Le joyau du système de santé restera chez Medavie

En campagne électorale, Blaine Higgs, alors chef de l’Opposition, disait à tout venant qu’il tenterait de sortir le gouvernement de l’entente signée avec Medavie, laquelle allait privatiser le Programme extra-mural. Fallait-il, pour ce faire, qu’il y ait une clause de sortie? Or, selon le contrat, la province peut mettre fin à l’entente de dix ans à tout moment «sans motif» à condition de verser à l’entreprise – Medavie en l’occurrence – les coûts réels de la résiliation jusqu’à concurrence d’un million de dollars.

C’est une somme importante, mais n’oublions pas que le gouvernement paie annuellement à Medavie 2,6 millions $ en frais de gestion et un autre montant pouvant aller jusqu’à 1,8 million $ comme prime de rendement si l’entreprise satisfait certains critères. Cela représente une possible somme de 4,4 millions $ par an ou 44 millions $ sur la durée du contrat.

Malgré tout, le gouvernement Higgs, qui allait assainir les dépenses publiques et revoir la pertinence du contrat, décide de laisser le programme aux mains du privé, même si la Loi canadienne sur la Santé spécifie clairement que le régime provincial d’assurance-maladie doit être géré par un organisme public. Medavie n’en est pas. Les quatre partis – progressiste-conservateur, vert, NPD et alliance – adhéraient à ce principe avant l’arrivée de Blaine Higgs au pouvoir.
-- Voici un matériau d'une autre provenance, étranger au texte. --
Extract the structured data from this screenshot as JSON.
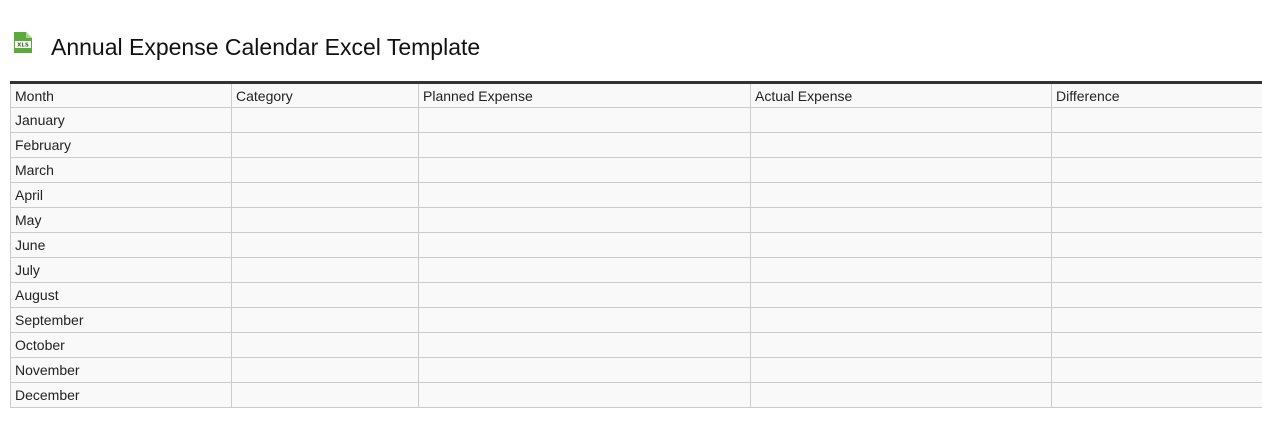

Les libéraux de Brian Gallant, pendant leurs quatre années au pouvoir, ont tenté de convaincre la population, bien à son insu, que le secteur privé améliorerait la qualité des services du programme. Et ils s’acharnaient à faire croire que Medavie ferait mieux à cause du phénomène de la population vieillissante. Comprenne qui peut. Les régies de la santé assuraient déjà ce service de façon excellente avec un taux de satisfaction frisant les 97%. Peut-on demander mieux? Medavie allait donner une partie du travail relevant de la compétence des infirmières et des infirmiers au personnel paramédical même s’il n’en a pas la formation. Or, le rapport intérimaire, rendu public récemment, démontre que les professionnels de la santé du programme Extra-Mural ont effectué 6900 visites en moins entre les mois d’octobre 2018 et mars 2019. Et, vingt-cinq postes d’infirmières et d’infirmiers restent encore à combler. Ça ressemble étrangement aux déboires du service d’ambulance NB dont Medavie est également responsable.

Ted Flemming, ancien ministre de la Santé dans le gouvernement progressiste-conservateur de David Alward, était le conférencier invité à une des réunions publiques que tenait Cecile Cassista à Quispamsis en 2017. Son discours était à point: il ne pouvait pas assez vanter les mérites du Programme extra-mural. Il disait avoir passé une pleine journée avec une infirmière du programme pour constater personnellement le travail qui s’y faisait. Il n’a cessé de dire que le programme était le «joyau» du système de santé. Et il concluait en réitérant que la place de ce service était dans le secteur public tel que préconise la loi fédérale. Blaine Higgs était dans l’auditoire. Ce dernier, on le sait, avait avoué au groupe «Retour de l’extra-mural au secteur public» que Medavie ne ferait pas mieux que les régies de la santé dans sa gestion du programme. Et, pourtant…

Blaine Higgs, une fois au pouvoir, faisait de Ted Flemming son ministre de la santé. Il n’aura toutefois pas à toucher à la question de la privatisation de l’extra-mural. C’est son «bébé» et il entend s’en occuper. Paradoxe des paradoxes, lorsque viendra le temps d’annoncer aux citoyens de la province que le gouvernement ne bougera rien dans l’entente avec Medavie, c’est à M. Flemming que viendra la tâche d’annoncer et défendre la décision, ce qu’il fit avec peu d’enthousiasme.

La population comptait sur Blaine Higgs pour renverser la vapeur. Il ne l’a pas fait. Si le nouveau chef du parti libéral Kevin Vickers – lui qui prétend être rassembleur autour d’enjeux majeurs – veut tenter de rétablir un climat de confiance chez les électeurs, il serait mieux d’admettre que la privatisation du Programme extra-mural a été une erreur, qu’elle constitue une infraction à la loi canadienne sur la santé et qu’il entend rectifier le tir, n’en déplaise à quiconque. Ce serait afficher le plus grand des respects pour une institution qui s’appelle démocratie.